Regulatory Framework

Several regulations that are specifically designed or applicable in the context of the IoT are already in place in different parts of the world such as the United States, China, the United Arab Emirates and the European Union.

In Europe, most issues related to data generated and transmitted through IoT devices fall within the scope of the European Union General Data Protection Regulations (GDPR). GDPR sets out a number of obligations concerning data collection, processing, storage and protection for entities that control and process personal data, which may be applicable to IoT ecosystems.

EU Cyber Security Directive (Directive 2016/1148) aims to enhance cybersecurity resilience across the EU and requires EU member states to impose certain obligations for operators of essential services and digital services providers.
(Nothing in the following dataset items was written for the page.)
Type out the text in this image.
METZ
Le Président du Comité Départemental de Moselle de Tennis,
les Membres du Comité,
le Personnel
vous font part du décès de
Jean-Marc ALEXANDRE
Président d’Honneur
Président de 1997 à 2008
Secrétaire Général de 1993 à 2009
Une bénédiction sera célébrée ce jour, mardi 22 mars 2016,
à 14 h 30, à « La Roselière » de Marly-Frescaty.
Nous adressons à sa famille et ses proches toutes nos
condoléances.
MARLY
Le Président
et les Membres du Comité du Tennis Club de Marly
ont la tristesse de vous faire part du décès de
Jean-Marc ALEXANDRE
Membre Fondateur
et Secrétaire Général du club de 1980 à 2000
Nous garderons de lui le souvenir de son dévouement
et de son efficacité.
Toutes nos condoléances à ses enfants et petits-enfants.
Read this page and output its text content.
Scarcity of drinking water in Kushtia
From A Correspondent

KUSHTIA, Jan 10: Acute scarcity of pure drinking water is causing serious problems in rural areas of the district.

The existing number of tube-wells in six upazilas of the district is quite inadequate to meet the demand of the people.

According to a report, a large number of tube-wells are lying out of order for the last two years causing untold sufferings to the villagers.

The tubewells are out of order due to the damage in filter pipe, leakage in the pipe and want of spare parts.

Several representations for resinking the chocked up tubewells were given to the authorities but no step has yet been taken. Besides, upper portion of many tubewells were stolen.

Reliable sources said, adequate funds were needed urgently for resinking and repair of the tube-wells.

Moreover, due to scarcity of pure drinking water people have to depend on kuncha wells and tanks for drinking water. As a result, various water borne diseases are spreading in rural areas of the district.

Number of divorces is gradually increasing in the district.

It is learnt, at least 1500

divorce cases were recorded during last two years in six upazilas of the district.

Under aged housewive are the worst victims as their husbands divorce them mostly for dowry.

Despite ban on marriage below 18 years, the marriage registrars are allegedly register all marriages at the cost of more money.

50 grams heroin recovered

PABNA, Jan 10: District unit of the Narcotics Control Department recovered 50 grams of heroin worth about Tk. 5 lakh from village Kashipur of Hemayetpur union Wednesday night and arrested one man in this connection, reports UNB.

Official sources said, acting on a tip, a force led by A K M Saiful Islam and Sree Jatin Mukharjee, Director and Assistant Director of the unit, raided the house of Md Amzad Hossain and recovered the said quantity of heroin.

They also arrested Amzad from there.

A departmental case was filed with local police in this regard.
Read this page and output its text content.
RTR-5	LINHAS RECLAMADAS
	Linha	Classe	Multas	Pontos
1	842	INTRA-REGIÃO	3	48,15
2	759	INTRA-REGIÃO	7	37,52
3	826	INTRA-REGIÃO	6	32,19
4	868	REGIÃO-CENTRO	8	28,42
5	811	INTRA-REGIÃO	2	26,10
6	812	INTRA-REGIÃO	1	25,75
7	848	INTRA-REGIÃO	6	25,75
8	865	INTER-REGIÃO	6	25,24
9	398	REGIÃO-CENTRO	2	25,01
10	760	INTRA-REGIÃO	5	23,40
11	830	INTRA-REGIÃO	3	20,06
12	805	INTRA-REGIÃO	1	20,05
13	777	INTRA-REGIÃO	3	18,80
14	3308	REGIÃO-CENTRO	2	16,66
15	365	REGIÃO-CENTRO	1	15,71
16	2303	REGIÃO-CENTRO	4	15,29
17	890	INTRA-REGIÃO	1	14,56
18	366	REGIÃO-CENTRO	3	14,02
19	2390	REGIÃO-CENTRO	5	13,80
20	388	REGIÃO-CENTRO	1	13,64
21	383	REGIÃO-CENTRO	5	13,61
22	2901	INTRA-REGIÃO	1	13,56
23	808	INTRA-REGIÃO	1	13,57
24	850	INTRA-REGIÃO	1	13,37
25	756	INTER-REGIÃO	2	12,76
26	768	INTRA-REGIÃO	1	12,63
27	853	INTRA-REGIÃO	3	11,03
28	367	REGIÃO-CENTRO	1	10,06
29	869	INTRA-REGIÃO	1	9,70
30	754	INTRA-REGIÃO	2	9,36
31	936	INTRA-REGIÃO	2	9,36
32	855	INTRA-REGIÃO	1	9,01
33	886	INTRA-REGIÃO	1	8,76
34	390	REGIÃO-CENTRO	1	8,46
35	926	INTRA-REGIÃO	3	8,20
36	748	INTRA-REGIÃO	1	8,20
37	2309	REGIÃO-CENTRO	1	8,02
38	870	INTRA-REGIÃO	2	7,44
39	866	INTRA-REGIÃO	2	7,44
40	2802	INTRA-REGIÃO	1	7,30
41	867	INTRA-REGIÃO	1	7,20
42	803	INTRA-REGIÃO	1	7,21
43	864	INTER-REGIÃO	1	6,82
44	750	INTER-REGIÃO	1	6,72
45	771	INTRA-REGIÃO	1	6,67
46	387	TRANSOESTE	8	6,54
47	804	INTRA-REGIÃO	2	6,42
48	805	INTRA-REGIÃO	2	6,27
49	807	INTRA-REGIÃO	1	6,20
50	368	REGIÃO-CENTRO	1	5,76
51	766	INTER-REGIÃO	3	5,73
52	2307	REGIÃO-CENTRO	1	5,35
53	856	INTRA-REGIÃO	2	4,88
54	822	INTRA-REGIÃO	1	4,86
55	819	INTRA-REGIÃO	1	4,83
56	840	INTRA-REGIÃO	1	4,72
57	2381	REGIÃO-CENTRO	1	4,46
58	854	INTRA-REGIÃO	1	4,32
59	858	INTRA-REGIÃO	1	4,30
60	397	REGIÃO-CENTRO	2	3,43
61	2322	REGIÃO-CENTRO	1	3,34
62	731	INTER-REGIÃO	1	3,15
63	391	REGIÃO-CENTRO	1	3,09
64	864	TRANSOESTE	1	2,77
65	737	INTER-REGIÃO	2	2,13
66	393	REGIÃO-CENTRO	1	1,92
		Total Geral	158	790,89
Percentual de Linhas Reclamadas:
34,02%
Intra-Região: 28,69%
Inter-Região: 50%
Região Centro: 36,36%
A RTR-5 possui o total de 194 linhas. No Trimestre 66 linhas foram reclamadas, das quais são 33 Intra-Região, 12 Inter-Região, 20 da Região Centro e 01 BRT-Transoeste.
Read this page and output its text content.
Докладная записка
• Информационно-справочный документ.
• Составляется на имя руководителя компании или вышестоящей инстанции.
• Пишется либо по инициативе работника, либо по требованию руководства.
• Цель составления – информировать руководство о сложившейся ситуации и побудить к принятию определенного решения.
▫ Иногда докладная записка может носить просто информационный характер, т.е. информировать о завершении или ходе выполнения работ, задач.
Depending on its implementation by individual member states, the Directive might apply in the IoT context.

The proposed EU e-Privacy regulation, which will repeal EU e-Privacy Directive (Directive 2002/58/EC), sets a specific privacy framework for electronic communications, including machine-to-machine communications and IoT. The regulation will impose consent and confidentiality requirements in electronic communications data, even stricter than under GDPR in some aspects, exasperating the existing privacy considerations the IoT raises.

In the US, the Internet of Things Cybersecurity Improvement Act 2020 sets out the minimum cybersecurity standards for IoT devices owned and controlled by the federal government. While the applicability of the Act does not extend to consumer IoT devices, the law might have a broader impact on consumers if the standards set by the Act are also adopted in the IoT consumer market.

Another important piece of legislation on the topic is California’s IoT Cybersecurity Act SB-327, which is known to be the first IoT-specific cybersecurity act passed by a U.S. state. The law requires manufacturers of IoT devices to equip such devices with reasonable security measures that protect the device and the processed data from unauthorized activities. Notably, the legislation does not confer a right of private action upon those who suffer loss or damage as a result of a breach of the law. Instead, enforcement power is given to certain law enforcement agencies.

UAE’s new Internet of Things Regulatory Policy, which aims to ensure the development of IoT services in the country, is another important example of the existing IoT regulations. As technology becomes more ingrained in our lives, more countries are expected to introduce IoT-specific regulations.

Conclusion

The creation of safer and more reliable IoT ecosystems requires certain steps to be taken by public authorities and other stakeholders. Data protection, privacy and security are better ensured when they are considered from the beginning. It is therefore important to integrate these measures into the IoT technology starting from the development process. Increasing consumer awareness in relation to the operation of IoT systems and entailing risks is also crucial to improve transparency and guarantee an informed consent procedure. Finally, the adoption of a consistent set of international standards specific to the IoT would help a well-defined regulatory environment to be formed which alleviates risks associated with the technology.